James Lee Busch has been charged with second-degree murder in the death of Sandra Marie Ramsay. ((Saskatoon Police Service))

James Lee Busch, accused of killing Sandra Marie Ramsay last weekend in Saskatoon, was considered so dangerous a year ago that the National Parole Board refused to let him out of prison before his sentence was complete, according to documents released Wednesday to CBC News.

"[Y]ou have not reduced the risk you pose to the community," a three-person panel of the parole board wrote in a decision dated Nov. 4, 2009.

Busch was asking the board for parole so he could reintegrate into society gradually before the end of his sentence. He was serving five years and 10 months for aggravated sexual assault.

Instead of granting the request, the board kept Busch incarcerated until March 26, 2010, when he was released. Two months later, Busch is back behind bars, accused of second-degree murder.

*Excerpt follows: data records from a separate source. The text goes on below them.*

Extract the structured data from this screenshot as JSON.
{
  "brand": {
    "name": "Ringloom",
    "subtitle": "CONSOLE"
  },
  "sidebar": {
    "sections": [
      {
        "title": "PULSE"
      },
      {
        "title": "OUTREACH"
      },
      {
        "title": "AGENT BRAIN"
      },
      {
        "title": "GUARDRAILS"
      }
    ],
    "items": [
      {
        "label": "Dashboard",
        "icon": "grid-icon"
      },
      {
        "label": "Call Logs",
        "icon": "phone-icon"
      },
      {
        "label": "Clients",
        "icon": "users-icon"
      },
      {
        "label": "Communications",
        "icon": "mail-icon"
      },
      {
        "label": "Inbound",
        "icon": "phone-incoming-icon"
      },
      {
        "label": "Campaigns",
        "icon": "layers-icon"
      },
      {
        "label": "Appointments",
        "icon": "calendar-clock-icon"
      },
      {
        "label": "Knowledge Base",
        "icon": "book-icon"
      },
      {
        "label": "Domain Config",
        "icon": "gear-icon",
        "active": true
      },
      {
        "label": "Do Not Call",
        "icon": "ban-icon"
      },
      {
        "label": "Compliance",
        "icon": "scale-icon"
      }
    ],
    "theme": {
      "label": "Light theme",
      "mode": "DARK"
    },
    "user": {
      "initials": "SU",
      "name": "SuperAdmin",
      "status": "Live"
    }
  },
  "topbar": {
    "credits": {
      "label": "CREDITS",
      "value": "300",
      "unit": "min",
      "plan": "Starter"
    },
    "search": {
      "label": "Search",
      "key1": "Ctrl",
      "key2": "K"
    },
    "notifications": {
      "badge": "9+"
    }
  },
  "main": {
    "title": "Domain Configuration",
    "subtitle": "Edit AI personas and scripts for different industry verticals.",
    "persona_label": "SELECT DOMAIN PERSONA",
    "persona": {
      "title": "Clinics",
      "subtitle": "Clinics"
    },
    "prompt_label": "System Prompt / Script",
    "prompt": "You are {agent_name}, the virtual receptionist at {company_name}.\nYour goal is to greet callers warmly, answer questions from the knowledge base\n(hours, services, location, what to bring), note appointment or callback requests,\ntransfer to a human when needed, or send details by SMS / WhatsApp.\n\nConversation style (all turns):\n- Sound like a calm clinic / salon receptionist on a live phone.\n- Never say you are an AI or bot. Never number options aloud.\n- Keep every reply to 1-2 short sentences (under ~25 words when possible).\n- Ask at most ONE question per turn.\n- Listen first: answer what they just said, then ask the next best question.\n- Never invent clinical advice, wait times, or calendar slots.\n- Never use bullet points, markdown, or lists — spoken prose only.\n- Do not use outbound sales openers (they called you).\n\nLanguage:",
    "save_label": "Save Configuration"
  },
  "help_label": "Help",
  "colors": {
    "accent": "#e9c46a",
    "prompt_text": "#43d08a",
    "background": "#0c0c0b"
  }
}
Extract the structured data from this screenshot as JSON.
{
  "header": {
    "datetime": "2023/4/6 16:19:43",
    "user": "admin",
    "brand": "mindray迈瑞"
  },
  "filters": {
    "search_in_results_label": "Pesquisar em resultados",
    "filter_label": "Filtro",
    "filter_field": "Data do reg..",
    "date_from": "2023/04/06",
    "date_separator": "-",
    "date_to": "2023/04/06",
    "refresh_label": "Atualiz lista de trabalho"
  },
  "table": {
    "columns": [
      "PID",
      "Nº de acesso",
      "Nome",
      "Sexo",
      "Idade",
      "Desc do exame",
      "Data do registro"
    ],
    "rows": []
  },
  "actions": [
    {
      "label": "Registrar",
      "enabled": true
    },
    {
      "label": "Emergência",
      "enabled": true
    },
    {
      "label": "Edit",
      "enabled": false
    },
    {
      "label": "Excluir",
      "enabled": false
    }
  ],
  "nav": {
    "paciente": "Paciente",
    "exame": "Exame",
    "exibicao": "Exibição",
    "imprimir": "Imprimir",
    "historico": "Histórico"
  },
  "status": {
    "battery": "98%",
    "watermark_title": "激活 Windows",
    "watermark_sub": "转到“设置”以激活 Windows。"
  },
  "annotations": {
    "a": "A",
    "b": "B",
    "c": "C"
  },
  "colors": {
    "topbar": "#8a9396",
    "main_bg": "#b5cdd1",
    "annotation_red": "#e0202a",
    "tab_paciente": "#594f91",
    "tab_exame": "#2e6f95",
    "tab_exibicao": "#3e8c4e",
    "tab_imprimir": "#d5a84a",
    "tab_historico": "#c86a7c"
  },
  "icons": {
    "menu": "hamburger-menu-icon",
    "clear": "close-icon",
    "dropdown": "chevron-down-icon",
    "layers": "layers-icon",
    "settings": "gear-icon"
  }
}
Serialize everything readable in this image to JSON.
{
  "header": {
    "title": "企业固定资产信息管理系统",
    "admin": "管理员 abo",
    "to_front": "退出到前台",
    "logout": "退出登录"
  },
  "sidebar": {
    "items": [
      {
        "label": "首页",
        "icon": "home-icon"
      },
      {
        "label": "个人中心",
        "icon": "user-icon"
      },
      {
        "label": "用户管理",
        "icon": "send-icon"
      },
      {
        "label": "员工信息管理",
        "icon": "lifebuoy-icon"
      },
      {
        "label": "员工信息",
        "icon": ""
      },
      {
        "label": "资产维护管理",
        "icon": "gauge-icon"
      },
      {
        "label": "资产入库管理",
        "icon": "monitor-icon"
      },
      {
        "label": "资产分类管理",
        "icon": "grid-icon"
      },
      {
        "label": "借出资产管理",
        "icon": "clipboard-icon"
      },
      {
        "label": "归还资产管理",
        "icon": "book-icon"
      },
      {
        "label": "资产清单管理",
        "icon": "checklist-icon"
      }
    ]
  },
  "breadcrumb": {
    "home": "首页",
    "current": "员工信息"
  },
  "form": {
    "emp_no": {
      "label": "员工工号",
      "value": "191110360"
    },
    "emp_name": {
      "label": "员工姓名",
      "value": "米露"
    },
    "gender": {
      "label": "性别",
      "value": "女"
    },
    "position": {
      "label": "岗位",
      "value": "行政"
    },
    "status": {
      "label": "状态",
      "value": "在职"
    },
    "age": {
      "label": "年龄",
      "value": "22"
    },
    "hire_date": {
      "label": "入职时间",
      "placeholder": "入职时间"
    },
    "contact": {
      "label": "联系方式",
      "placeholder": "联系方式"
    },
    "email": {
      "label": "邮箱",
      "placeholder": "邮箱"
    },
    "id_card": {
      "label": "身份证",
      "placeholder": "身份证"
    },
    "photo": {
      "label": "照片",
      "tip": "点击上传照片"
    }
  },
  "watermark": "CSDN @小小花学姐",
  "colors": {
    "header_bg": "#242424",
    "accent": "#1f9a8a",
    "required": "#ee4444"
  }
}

The body of Ramsay, 41, was discovered in a garbage dumpster in a downtown Saskatoon alley on Saturday. It is not known how she died.

People in the area told CBC News that Ramsay led a difficult life and struggled with addictions. The woman was listed as having a room in an assisted-living apartment called the Lighthouse across the street from where she was found.

Previous convictions

The parole board documents on Busch reveal four previous convictions for violent offences, including assault with a weapon and assault of a peace officer.

In its most recent assessment of Busch, the board noted he had not made much progress dealing with issues that led him to crime.

"[Y]ou have demonstrated little or no awareness of your offence cycle and/or the triggers that lead to your violent offending behaviour," the board said. During the interview with the parole board, Busch was described as "agitated, impatient, frustrated, angry, rude and sarcastic."

It concluded that "no halfway house could be expected to manage your risk and protect the community," and early release was denied.

In a covering letter provided with the documents, officials from the parole board noted that once offenders have completed their sentences, they must be released.

"He remained in custody until the end of his sentence, at which time the institution where he was serving his sentence was required to released him from custody," the letter said.

Busch made his first court appearance on the second-degree murder charge Wednesday.